In my view, it is essential that those who park on private land are treated both fairly and uniformly. Motorists should have certainty that when they enter a car park they are entering into a contract that is reasonable, transparent and involves a consistent process.
Poor signage, unreasonable terms, exorbitant “fines”, aggressive demands for payment and an opaque appeals process need to be properly outlawed.
Some private parking operators deploy tactics which are outrageous. One motorist, Mr O’Keefe, was driving on a private industrial estate, searching for a particular business that he was having difficulty finding. He stopped in an empty lay-by for 15 seconds to re-set his satellite navigation system and he was filmed by a passing security van equipped with a video camera. One week later he received a penalty invoice for £100 for stopping in breach of a sign situated some distance further back along the road that he had passed at 30 mph. The parking company agrees that he was stationary for only about 15 seconds – but when he used their appeals procedure, he was ignored, and he continued to receive threatening letters.
Another appalling case involves a pensioner called Angela. Her car was ticketed for £70 for exceeding the time permitted in the car park. Angela is 5 feet tall, and the parking sign was mounted so high up that initially she did not even see it.
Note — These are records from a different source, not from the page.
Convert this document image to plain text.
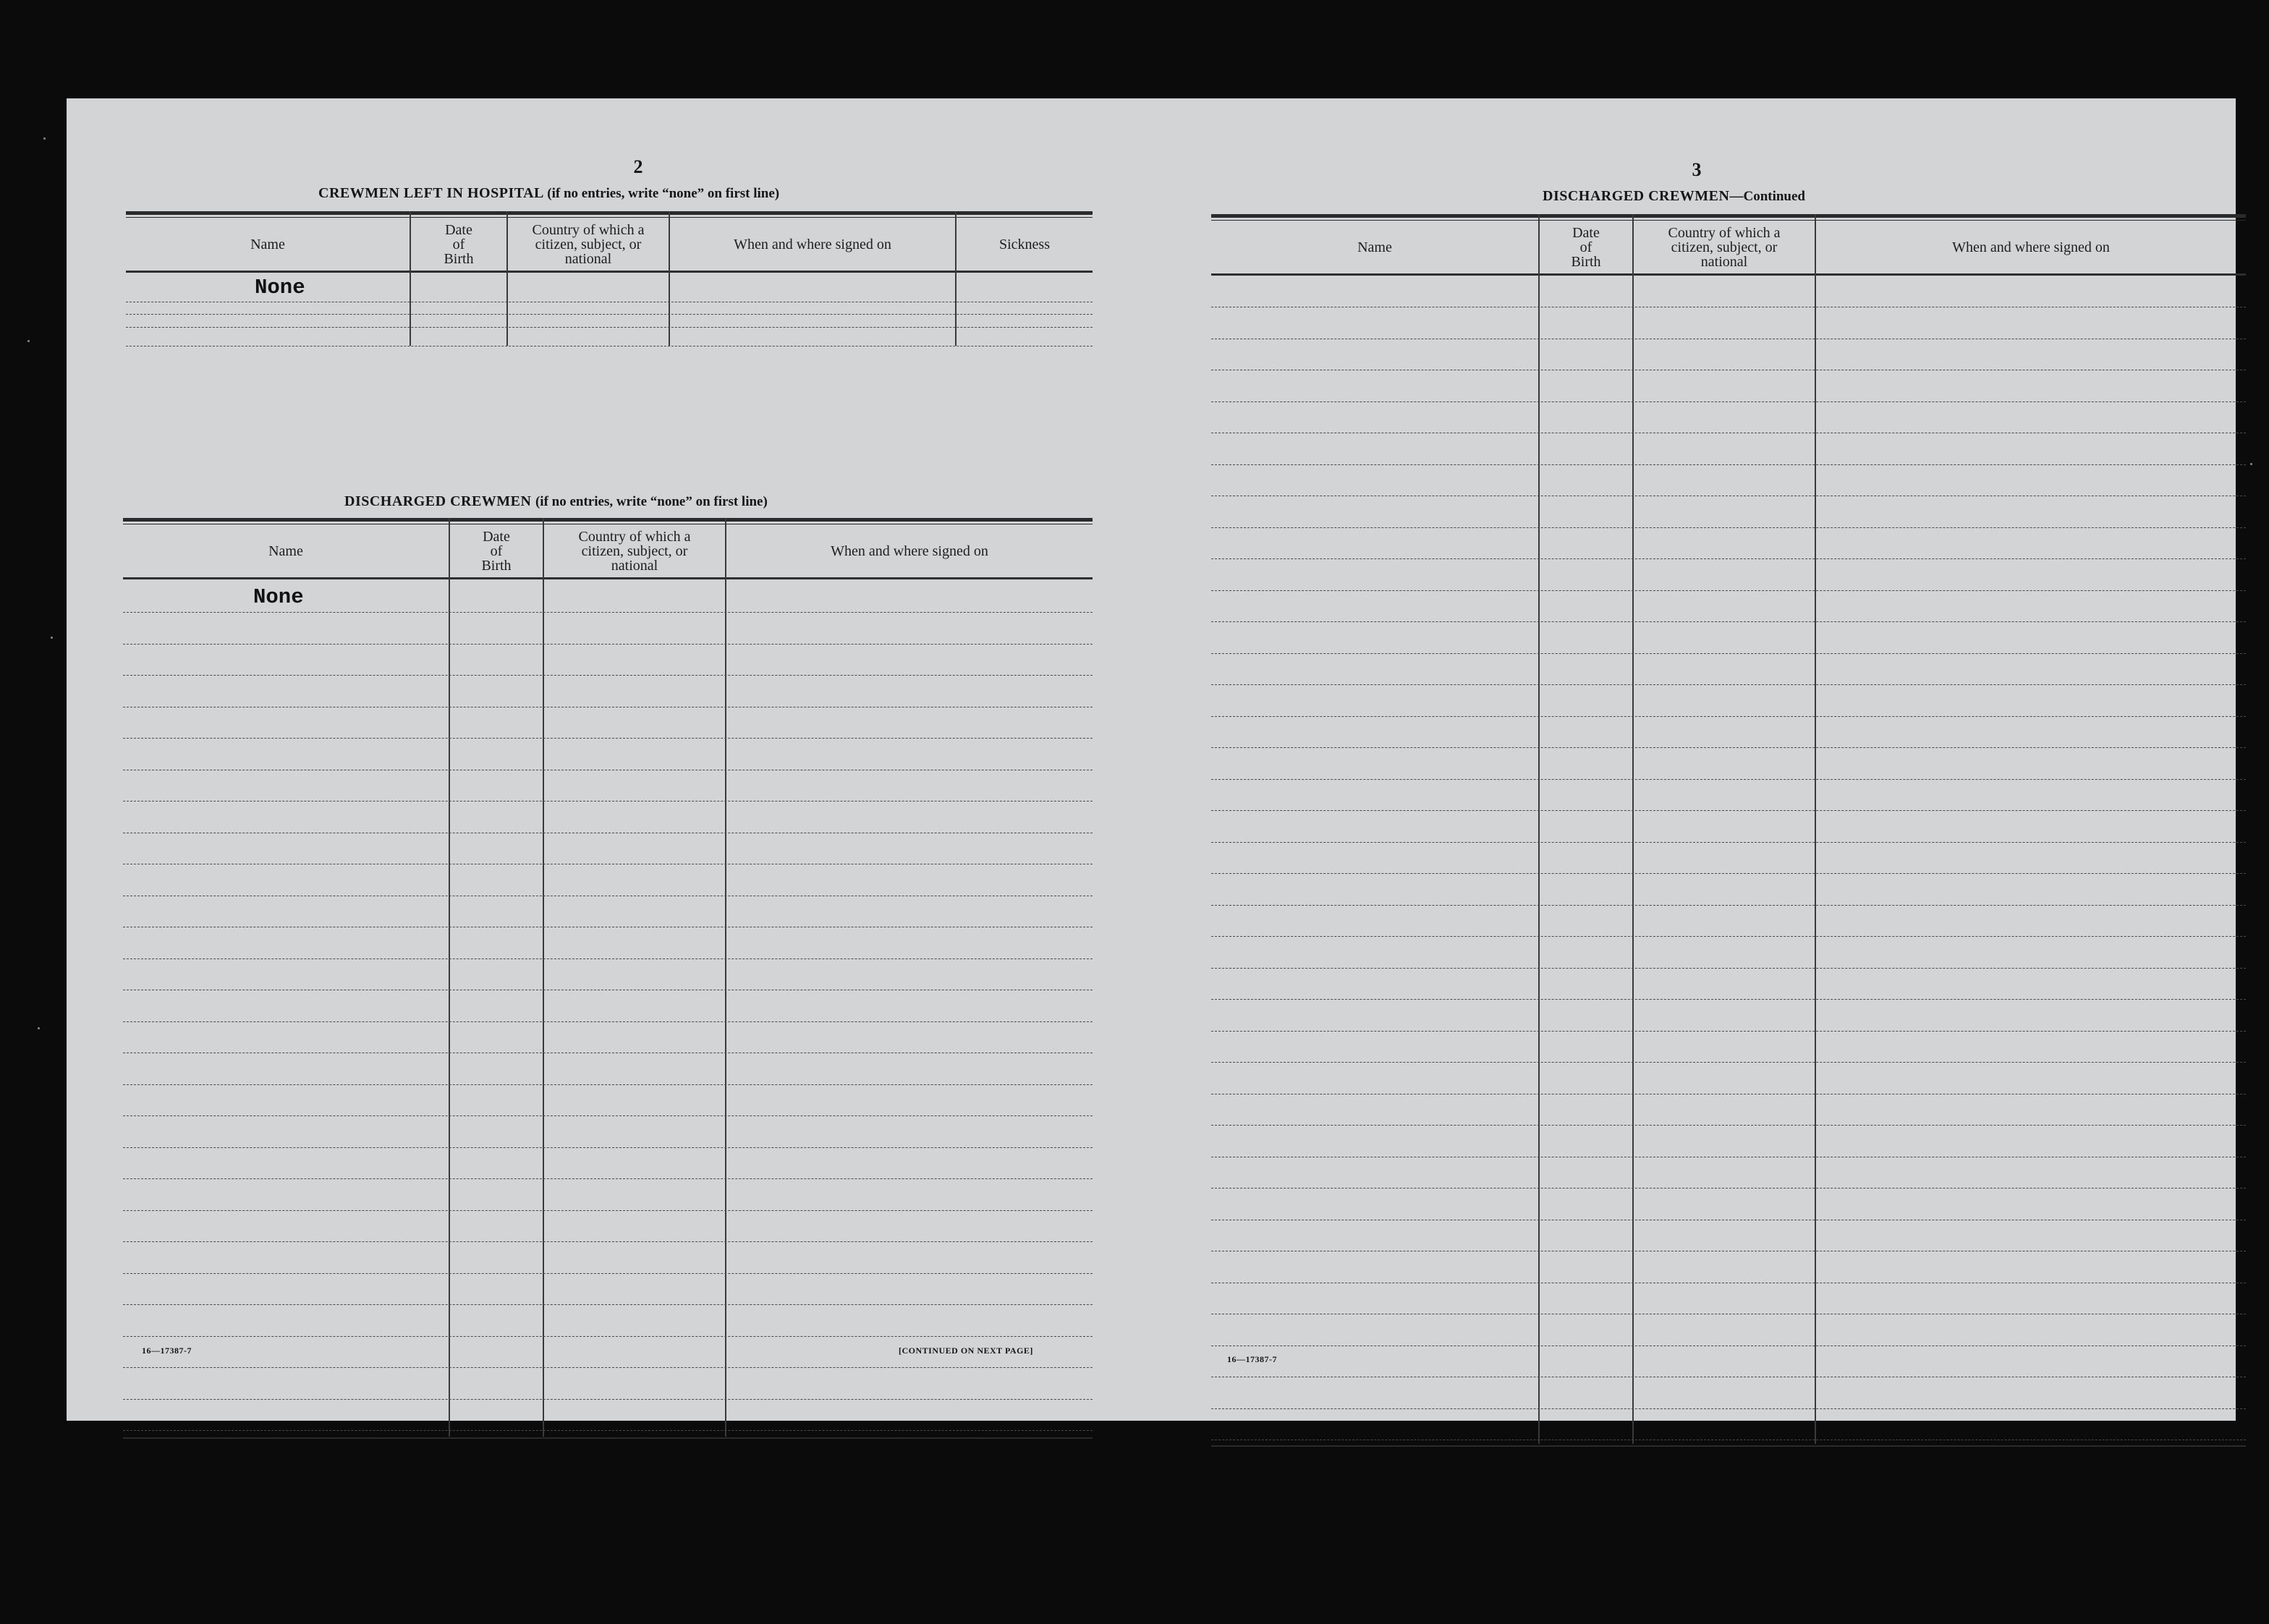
2
CREWMEN LEFT IN HOSPITAL (if no entries, write “none” on first line)
Name
Date
of
Birth
Country of which a
citizen, subject, or
national
When and where signed on	Sickness
None
DISCHARGED CREWMEN (if no entries, write “none” on first line)
Name
Date
of
Birth
Country of which a
citizen, subject, or
national
When and where signed on
None
16—17387-7	[CONTINUED ON NEXT PAGE]
3
DISCHARGED CREWMEN—Continued
Name
Date
of
Birth
Country of which a
citizen, subject, or
national
When and where signed on
16—17387-7
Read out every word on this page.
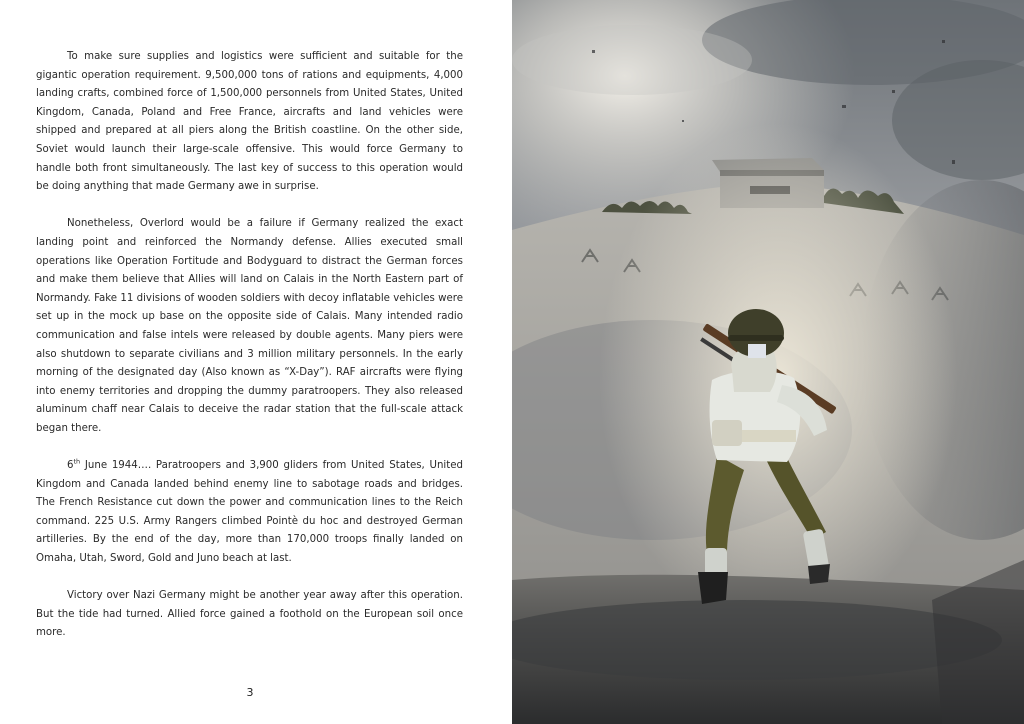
To make sure supplies and logistics were sufficient and suitable for the gigantic operation requirement. 9,500,000 tons of rations and equipments, 4,000 landing crafts, combined force of 1,500,000 personnels from United States, United Kingdom, Canada, Poland and Free France, aircrafts and land vehicles were shipped and prepared at all piers along the British coastline. On the other side, Soviet would launch their large-scale offensive. This would force Germany to handle both front simultaneously. The last key of success to this operation would be doing anything that made Germany awe in surprise.

Nonetheless, Overlord would be a failure if Germany realized the exact landing point and reinforced the Normandy defense. Allies executed small operations like Operation Fortitude and Bodyguard to distract the German forces and make them believe that Allies will land on Calais in the North Eastern part of Normandy. Fake 11 divisions of wooden soldiers with decoy inflatable vehicles were set up in the mock up base on the opposite side of Calais. Many intended radio communication and false intels were released by double agents. Many piers were also shutdown to separate civilians and 3 million military personnels. In the early morning of the designated day (Also known as “X-Day”). RAF aircrafts were flying into enemy territories and dropping the dummy paratroopers. They also released aluminum chaff near Calais to deceive the radar station that the full-scale attack began there.

6th June 1944…. Paratroopers and 3,900 gliders from United States, United Kingdom and Canada landed behind enemy line to sabotage roads and bridges. The French Resistance cut down the power and communication lines to the Reich command. 225 U.S. Army Rangers climbed Pointè du hoc and destroyed German artilleries. By the end of the day, more than 170,000 troops finally landed on Omaha, Utah, Sword, Gold and Juno beach at last.

Victory over Nazi Germany might be another year away after this operation. But the tide had turned. Allied force gained a foothold on the European soil once more.

3
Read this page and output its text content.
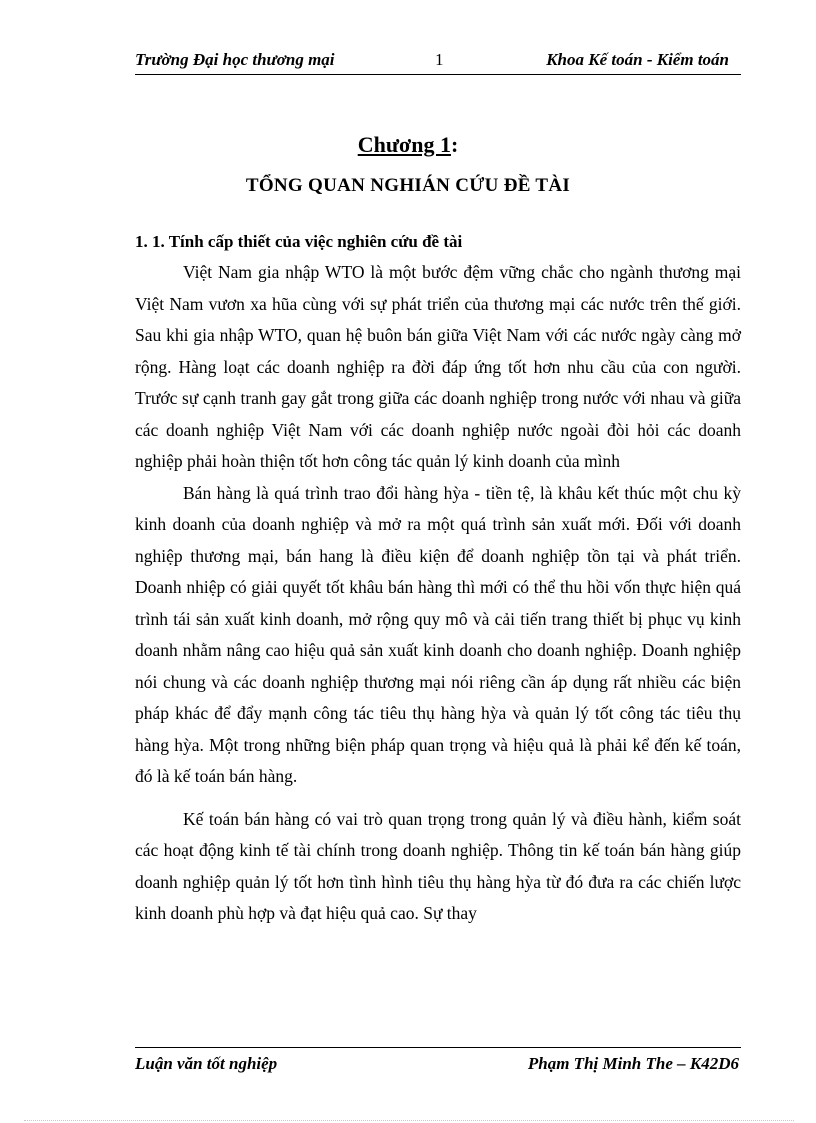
Trường Đại học thương mại	1	Khoa Kế toán - Kiểm toán
Chương 1:
TỔNG QUAN NGHIÁN CỨU ĐỀ TÀI
1. 1. Tính cấp thiết của việc nghiên cứu đề tài

Việt Nam gia nhập WTO là một bước đệm vững chắc cho ngành thương mại Việt Nam vươn xa hũa cùng với sự phát triển của thương mại các nước trên thế giới. Sau khi gia nhập WTO, quan hệ buôn bán giữa Việt Nam với các nước ngày càng mở rộng. Hàng loạt các doanh nghiệp ra đời đáp ứng tốt hơn nhu cầu của con người. Trước sự cạnh tranh gay gắt trong giữa các doanh nghiệp trong nước với nhau và giữa các doanh nghiệp Việt Nam với các doanh nghiệp nước ngoài đòi hỏi các doanh nghiệp phải hoàn thiện tốt hơn công tác quản lý kinh doanh của mình

Bán hàng là quá trình trao đổi hàng hỳa - tiền tệ, là khâu kết thúc một chu kỳ kinh doanh của doanh nghiệp và mở ra một quá trình sản xuất mới. Đối với doanh nghiệp thương mại, bán hang là điều kiện để doanh nghiệp tồn tại và phát triển. Doanh nhiệp có giải quyết tốt khâu bán hàng thì mới có thể thu hồi vốn thực hiện quá trình tái sản xuất kinh doanh, mở rộng quy mô và cải tiến trang thiết bị phục vụ kinh doanh nhằm nâng cao hiệu quả sản xuất kinh doanh cho doanh nghiệp. Doanh nghiệp nói chung và các doanh nghiệp thương mại nói riêng cần áp dụng rất nhiều các biện pháp khác để đẩy mạnh công tác tiêu thụ hàng hỳa và quản lý tốt công tác tiêu thụ hàng hỳa. Một trong những biện pháp quan trọng và hiệu quả là phải kể đến kế toán, đó là kế toán bán hàng.

Kế toán bán hàng có vai trò quan trọng trong quản lý và điều hành, kiểm soát các hoạt động kinh tế tài chính trong doanh nghiệp. Thông tin kế toán bán hàng giúp doanh nghiệp quản lý tốt hơn tình hình tiêu thụ hàng hỳa từ đó đưa ra các chiến lược kinh doanh phù hợp và đạt hiệu quả cao. Sự thay

Luận văn tốt nghiệp	Phạm Thị Minh The – K42D6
When she returned to discover the “ticket”, she looked for signage and eventually saw a small sign high up a pole. The text was so small that she could not read it.
In another part of the country, a pensioner incorrectly entered her number plate details into an automatic machine when paying for her parking, getting just one digit wrong. On returning, she discovered that the innocent mistake had resulted in a penalty notice. On appeal, she pointed out that it was an honest mistake and that no other car on the DVLA database had the registration number she had keyed in, but payment of the penalty was still demanded.
My Bill will bring this sort of behaviour to an end. It requires the government to create a mandatory code of practice across the private parking sector to end inconsistent practices and unfair treatment of motorists. It will ensure that the terms under which private parking is provided, including the rights and obligations of each party, are fair, clear and unambiguous.
The mandatory code will ensure drivers that private car park operators will in future treat them in a reasonable and proportionate manner. If they do not, motorists will have access to a robust and independent appeals service and erring car park operators could be put of business by being denied access to the DVLA vehicle keeper records.
I am grateful to have the support of the government for this Bill, as well as backing from the Official Opposition and the Scottish National Party.
Parliament has a real chance to make parking a fairer and more predictable experience for us all.